Mangione William, Falls Zackary, Samudrala Ram
Jacobs School of Medicine and Biomedical Sciences, Department of Biomedical Informatics, University at Buffalo, Buffalo, NY, United States.
Front Pharmacol. 2023 Apr 26;14:1113007. doi: 10.3389/fphar.2023.1113007. eCollection 2023.
The two most common reasons for attrition in therapeutic clinical trials are efficacy and safety. We integrated heterogeneous data to create a human interactome network to comprehensively describe drug behavior in biological systems, with the goal of accurate therapeutic candidate generation. The Computational Analysis of Novel Drug Opportunities (CANDO) platform for shotgun multiscale therapeutic discovery, repurposing, and design was enhanced by integrating drug side effects, protein pathways, protein-protein interactions, protein-disease associations, and the Gene Ontology, and complemented with its existing drug/compound, protein, and indication libraries. These integrated networks were reduced to a "multiscale interactomic signature" for each compound that describe its functional behavior as vectors of real values. These signatures are then used for relating compounds to each other with the hypothesis that similar signatures yield similar behavior. Our results indicated that there is significant biological information captured within our networks (particularly via side effects) which enhance the performance of our platform, as evaluated by performing all-against-all leave-one-out drug-indication association benchmarking as well as generating novel drug candidates for colon cancer and migraine disorders corroborated via literature search. Further, drug impacts on pathways derived from computed compound-protein interaction scores served as the features for a random forest machine learning model trained to predict drug-indication associations, with applications to mental disorders and cancer metastasis highlighted. This interactomic pipeline highlights the ability of Computational Analysis of Novel Drug Opportunities to accurately relate drugs in a multitarget and multiscale context, particularly for generating putative drug candidates using the information gleaned from indirect data such as side effect profiles and protein pathway information.

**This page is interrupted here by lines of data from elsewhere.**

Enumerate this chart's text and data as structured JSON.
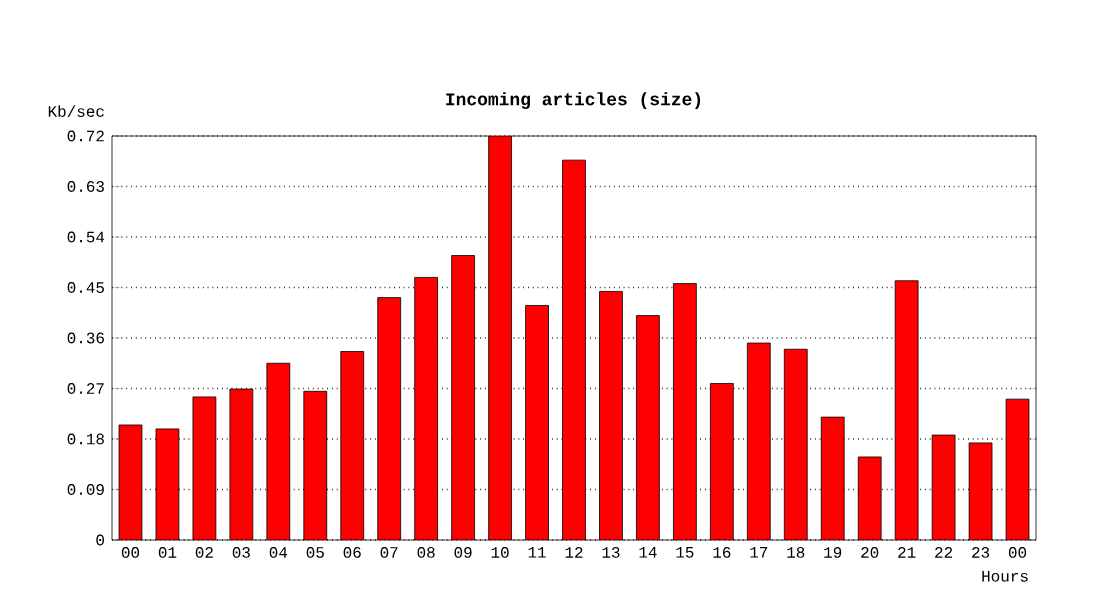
{
  "chart_data": {
    "type": "bar",
    "title": "Incoming articles (size)",
    "xlabel": "Hours",
    "ylabel": "Kb/sec",
    "categories": [
      "00",
      "01",
      "02",
      "03",
      "04",
      "05",
      "06",
      "07",
      "08",
      "09",
      "10",
      "11",
      "12",
      "13",
      "14",
      "15",
      "16",
      "17",
      "18",
      "19",
      "20",
      "21",
      "22",
      "23",
      "00"
    ],
    "values": [
      0.205,
      0.198,
      0.255,
      0.269,
      0.315,
      0.265,
      0.336,
      0.432,
      0.468,
      0.507,
      0.72,
      0.418,
      0.677,
      0.443,
      0.4,
      0.457,
      0.279,
      0.351,
      0.34,
      0.219,
      0.148,
      0.462,
      0.187,
      0.173,
      0.251
    ],
    "color": "#ff0000",
    "ylim": [
      0,
      0.72
    ],
    "yticks": [
      0,
      0.09,
      0.18,
      0.27,
      0.36,
      0.45,
      0.54,
      0.63,
      0.72
    ],
    "grid": "y"
  }
}
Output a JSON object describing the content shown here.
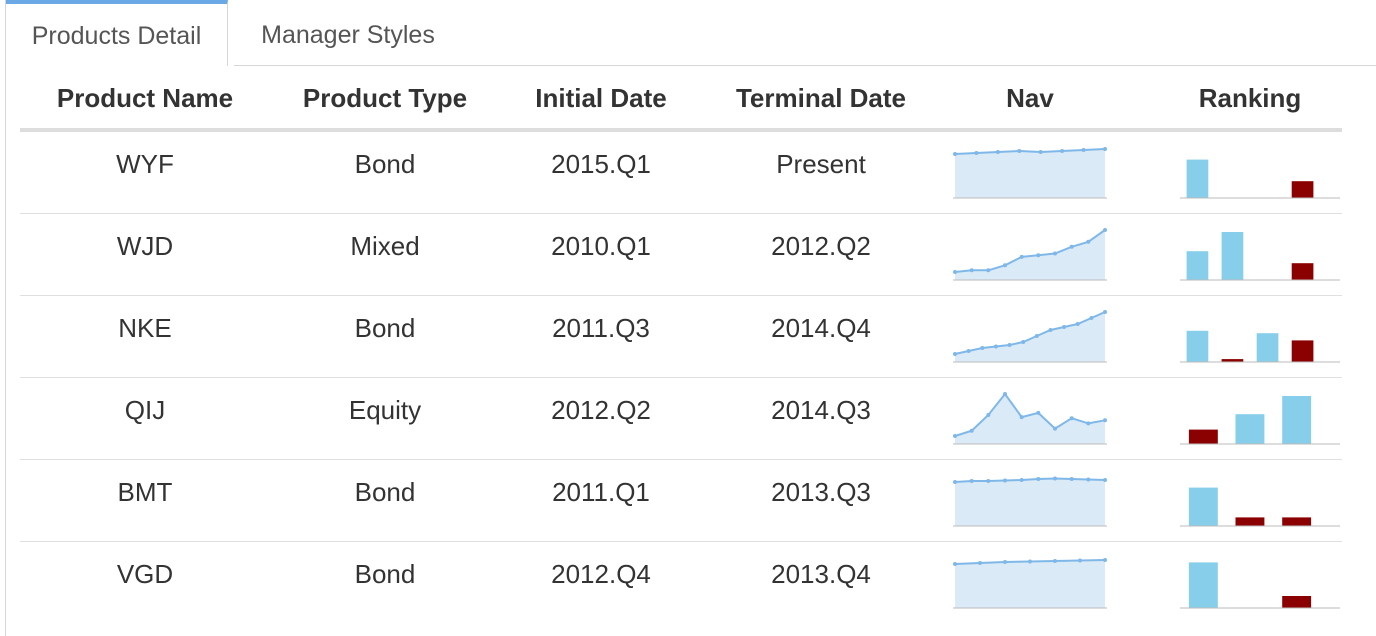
{
  "tabs": [
    {
      "label": "Products Detail",
      "active": true
    },
    {
      "label": "Manager Styles",
      "active": false
    }
  ],
  "table": {
    "headers": {
      "product_name": "Product Name",
      "product_type": "Product Type",
      "initial_date": "Initial Date",
      "terminal_date": "Terminal Date",
      "nav": "Nav",
      "ranking": "Ranking"
    },
    "rows": [
      {
        "product_name": "WYF",
        "product_type": "Bond",
        "initial_date": "2015.Q1",
        "terminal_date": "Present",
        "nav": [
          1.0,
          1.01,
          1.02,
          1.03,
          1.02,
          1.03,
          1.04,
          1.05
        ],
        "ranking": [
          {
            "value": 0.8,
            "color": "#87ceeb"
          },
          {
            "value": 0.0,
            "color": "#87ceeb"
          },
          {
            "value": 0.0,
            "color": "#87ceeb"
          },
          {
            "value": 0.35,
            "color": "#8b0000"
          }
        ]
      },
      {
        "product_name": "WJD",
        "product_type": "Mixed",
        "initial_date": "2010.Q1",
        "terminal_date": "2012.Q2",
        "nav": [
          1.0,
          1.01,
          1.01,
          1.04,
          1.09,
          1.1,
          1.11,
          1.15,
          1.18,
          1.25
        ],
        "ranking": [
          {
            "value": 0.6,
            "color": "#87ceeb"
          },
          {
            "value": 1.0,
            "color": "#87ceeb"
          },
          {
            "value": 0.0,
            "color": "#87ceeb"
          },
          {
            "value": 0.35,
            "color": "#8b0000"
          }
        ]
      },
      {
        "product_name": "NKE",
        "product_type": "Bond",
        "initial_date": "2011.Q3",
        "terminal_date": "2014.Q4",
        "nav": [
          1.0,
          1.01,
          1.02,
          1.025,
          1.03,
          1.04,
          1.06,
          1.08,
          1.09,
          1.1,
          1.12,
          1.14
        ],
        "ranking": [
          {
            "value": 0.65,
            "color": "#87ceeb"
          },
          {
            "value": 0.06,
            "color": "#8b0000"
          },
          {
            "value": 0.6,
            "color": "#87ceeb"
          },
          {
            "value": 0.45,
            "color": "#8b0000"
          }
        ]
      },
      {
        "product_name": "QIJ",
        "product_type": "Equity",
        "initial_date": "2012.Q2",
        "terminal_date": "2014.Q3",
        "nav": [
          1.0,
          1.05,
          1.2,
          1.4,
          1.18,
          1.22,
          1.07,
          1.17,
          1.12,
          1.15
        ],
        "ranking": [
          {
            "value": 0.3,
            "color": "#8b0000"
          },
          {
            "value": 0.62,
            "color": "#87ceeb"
          },
          {
            "value": 1.0,
            "color": "#87ceeb"
          }
        ]
      },
      {
        "product_name": "BMT",
        "product_type": "Bond",
        "initial_date": "2011.Q1",
        "terminal_date": "2013.Q3",
        "nav": [
          1.0,
          1.01,
          1.01,
          1.015,
          1.02,
          1.03,
          1.035,
          1.03,
          1.025,
          1.02
        ],
        "ranking": [
          {
            "value": 0.8,
            "color": "#87ceeb"
          },
          {
            "value": 0.18,
            "color": "#8b0000"
          },
          {
            "value": 0.18,
            "color": "#8b0000"
          }
        ]
      },
      {
        "product_name": "VGD",
        "product_type": "Bond",
        "initial_date": "2012.Q4",
        "terminal_date": "2013.Q4",
        "nav": [
          1.0,
          1.01,
          1.02,
          1.025,
          1.03,
          1.035,
          1.04
        ],
        "ranking": [
          {
            "value": 0.95,
            "color": "#87ceeb"
          },
          {
            "value": 0.0,
            "color": "#87ceeb"
          },
          {
            "value": 0.25,
            "color": "#8b0000"
          }
        ]
      }
    ]
  },
  "colors": {
    "tab_accent": "#6aa9e6",
    "nav_line": "#7fb8e8",
    "nav_fill": "#dbeaf7",
    "rank_positive": "#87ceeb",
    "rank_negative": "#8b0000"
  }
}
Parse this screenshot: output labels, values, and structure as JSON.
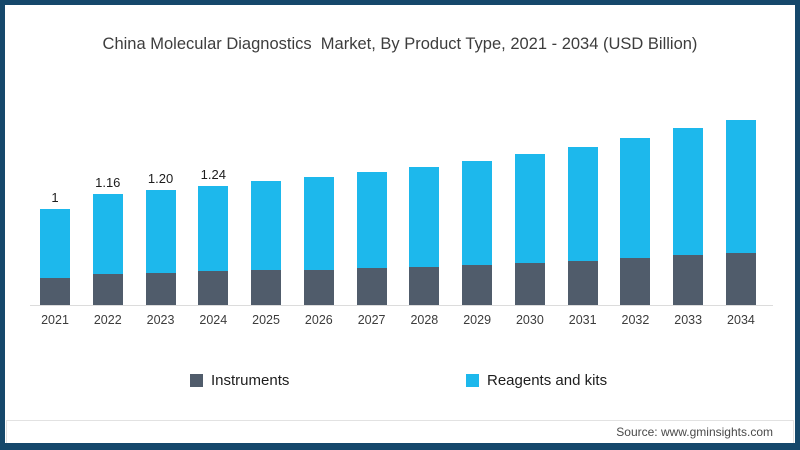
{
  "frame": {
    "border_color": "#15486b"
  },
  "title": "China Molecular Diagnostics  Market, By Product Type, 2021 - 2034 (USD Billion)",
  "source_text": "Source: www.gminsights.com",
  "legend": [
    {
      "label": "Instruments",
      "color": "#505c6b"
    },
    {
      "label": "Reagents and kits",
      "color": "#1db8ec"
    }
  ],
  "chart_data": {
    "type": "bar",
    "stacked": true,
    "title": "China Molecular Diagnostics  Market, By Product Type, 2021 - 2034 (USD Billion)",
    "unit": "USD Billion",
    "xlabel": "",
    "ylabel": "",
    "grid": false,
    "legend_position": "bottom",
    "categories": [
      "2021",
      "2022",
      "2023",
      "2024",
      "2025",
      "2026",
      "2027",
      "2028",
      "2029",
      "2030",
      "2031",
      "2032",
      "2033",
      "2034"
    ],
    "series": [
      {
        "name": "Instruments",
        "color": "#505c6b",
        "values": [
          0.28,
          0.32,
          0.33,
          0.35,
          0.36,
          0.37,
          0.39,
          0.4,
          0.42,
          0.44,
          0.46,
          0.49,
          0.52,
          0.54
        ]
      },
      {
        "name": "Reagents and kits",
        "color": "#1db8ec",
        "values": [
          0.72,
          0.84,
          0.87,
          0.89,
          0.93,
          0.96,
          1.0,
          1.04,
          1.08,
          1.13,
          1.19,
          1.25,
          1.32,
          1.39
        ]
      }
    ],
    "totals": [
      1.0,
      1.16,
      1.2,
      1.24,
      1.29,
      1.33,
      1.39,
      1.44,
      1.5,
      1.57,
      1.65,
      1.74,
      1.84,
      1.93
    ],
    "data_labels": [
      "1",
      "1.16",
      "1.20",
      "1.24",
      "",
      "",
      "",
      "",
      "",
      "",
      "",
      "",
      "",
      ""
    ]
  }
}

治疗性临床试验中药物淘汰的两个最常见原因是疗效和安全性。我们整合了异质数据以创建一个人类相互作用组网络,以全面描述生物系统中的药物行为,目标是准确生成治疗候选药物。通过整合药物副作用、蛋白质途径、蛋白质-蛋白质相互作用、蛋白质-疾病关联和基因本体,增强了用于散弹枪多尺度治疗发现、重新利用和设计的新药机会计算分析(CANDO)平台,并辅以其现有的药物/化合物、蛋白质和适应症库。这些整合网络被简化为每个化合物的“多尺度相互作用组特征”,将其功能行为描述为实值向量。然后使用这些特征将化合物相互关联,假设相似的特征会产生相似的行为。我们的结果表明,我们的网络中捕获了大量生物信息(特别是通过副作用),这提高了我们平台的性能,这是通过进行全对全留一法药物-适应症关联基准测试以及通过文献检索证实为结肠癌和偏头痛疾病生成新的候选药物来评估的。此外,药物对源自计算的化合物-蛋白质相互作用分数的途径的影响用作训练用于预测药物-适应症关联的随机森林机器学习模型的特征,突出了其在精神障碍和癌症转移方面的应用。这种相互作用组流程突出了新药机会计算分析在多靶点和多尺度背景下准确关联药物的能力,特别是利用从副作用谱和蛋白质途径信息等间接数据中收集的信息来生成推定的候选药物。